While the weapons are silent in Gaza, except for some skirmishes in the north of the Strip, the Wall Street Journal dropped the journalistic bomb. Sources from Qatar and Egypt, the main mediators in the hostage and prisoner exchange agreement between Hamas and Israel, reported that there is strong pressure currently being exerted on both sides for a long-term ceasefire. A truce must extend beyond the current deadline for talks to end the war. The sources explain that this is a scenario in which both Israel and Hamas will have to give up a lot.
The Jewish state must release thousands of Palestinian prisoners in exchange for its soldiers being held hostage in the Gaza Strip’s tunnels. Hamas will also be asked to accept demilitarization. The price that Israel will pay is also high: abandoning the attack on southern Gaza and abandoning the declared goal of the war, which is to eliminate Hamas leaders. Stressing that what is happening in these hours is not just an exercise in diplomacy, as there is the arrival in Doha of the CIA Director, William Burns, who was sent by the White House to negotiate with the head of the Mossad, David Barnea, and the Qatari leadership, to extend the current truce, in order to release the other hostages. It is another sign of the political and diplomatic encirclement that Washington and the other two main players in the issue, Qatar and Egypt, are exerting on Israel, while Secretary of State Antony Blinken is expected to visit Jerusalem again.
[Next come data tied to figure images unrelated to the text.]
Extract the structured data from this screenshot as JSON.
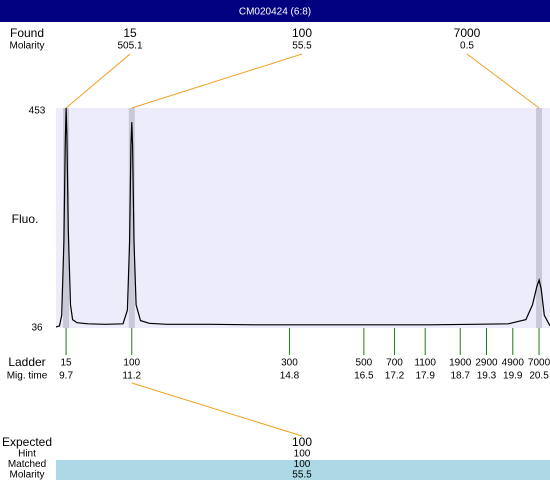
{
  "title": "CM020424 (6:8)",
  "chart_data": {
    "type": "line",
    "y_label": "Fluo.",
    "x": [
      9.47,
      9.55,
      9.6,
      9.65,
      9.68,
      9.7,
      9.72,
      9.75,
      9.8,
      9.85,
      9.95,
      10.2,
      10.6,
      11.0,
      11.1,
      11.15,
      11.18,
      11.2,
      11.22,
      11.25,
      11.3,
      11.4,
      11.6,
      12.0,
      13,
      14,
      15,
      16,
      17,
      18,
      19,
      19.8,
      20.2,
      20.35,
      20.45,
      20.5,
      20.55,
      20.62,
      20.75
    ],
    "values": [
      38,
      40,
      60,
      200,
      380,
      453,
      400,
      220,
      80,
      52,
      46,
      44,
      43,
      44,
      70,
      200,
      380,
      426,
      380,
      200,
      80,
      50,
      45,
      43,
      43,
      42,
      42,
      42,
      42,
      42,
      43,
      44,
      52,
      80,
      115,
      127,
      110,
      60,
      40
    ],
    "color": "#000000",
    "background": "#ececfa",
    "xlim": [
      9.47,
      20.75
    ],
    "ylim": [
      36,
      453
    ],
    "yticks": [
      36,
      453
    ]
  },
  "found": {
    "label": "Found",
    "sub_label": "Molarity",
    "band_color": "#c8c8d8",
    "link_color": "#f0a020",
    "peaks": [
      {
        "size": 15,
        "molarity": 505.1,
        "time": 9.7
      },
      {
        "size": 100,
        "molarity": 55.5,
        "time": 11.2
      },
      {
        "size": 7000,
        "molarity": 0.5,
        "time": 20.5
      }
    ]
  },
  "ladder": {
    "label": "Ladder",
    "sub_label": "Mig. time",
    "color": "#1a7a1a",
    "sizes": [
      15,
      100,
      300,
      500,
      700,
      1100,
      1900,
      2900,
      4900,
      7000
    ],
    "times": [
      9.7,
      11.2,
      14.8,
      16.5,
      17.2,
      17.9,
      18.7,
      19.3,
      19.9,
      20.5
    ]
  },
  "expected": {
    "label": "Expected",
    "value": 100,
    "highlight": "#add8e6",
    "rows": [
      {
        "label": "Hint",
        "value": 100
      },
      {
        "label": "Matched",
        "value": 100
      },
      {
        "label": "Molarity",
        "value": 55.5
      }
    ]
  }
}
The head of US diplomacy will once again emphasize Israel’s respect for the laws of war, the release of hostages still in the hands of Hamas, and the provision of humanitarian aid to civilians in Gaza. Late Monday evening, it was a senior US administration official, in a press conference in which El Jornal also participated, who spoke about the pressures being exerted on Benjamin Netanyahu’s war government, in light of the possible second phase of the war: « The beginning and intensified The United States agreed with President Joe Biden in very clear language that “it is extremely important that the conduct of the military campaign ensure that, as it moves south, it does not produce large numbers of displaced people.” The official who requested to remain anonymous.
About two million people currently live in the central and southern regions of the Strip. Further crushing, due to the advance of the Israeli army, would risk causing a humanitarian catastrophe. For this reason, in the first days of the war, the Israeli plan for a “temporary” movement of war refugees from Gaza to Egyptian territory was leaked. It is an idea that Washington immediately said it opposed. The US official said: “You cannot have the same number of displaced people in the south as in the north. That would be beyond the capacity of any humanitarian support.” There would have been a “receptive” reaction from Israel, realizing that “a campaign must be carried out in the south that is different from the one that took place in the north.” The goal, as the official specified, remains “to eliminate Hamas as a ruling force in Gaza and as a threat to Israel.” But the way the war will be conducted in the south of the Strip is of “utmost importance.”
Meanwhile, Hamas is delaying the release of two other US citizens held hostage, who were supposed to be part of the first group of 50 freed prisoners. For now, only four-year-old Abigail Idan, whose parents were killed in the October 7 attacks, has been able to gain freedom.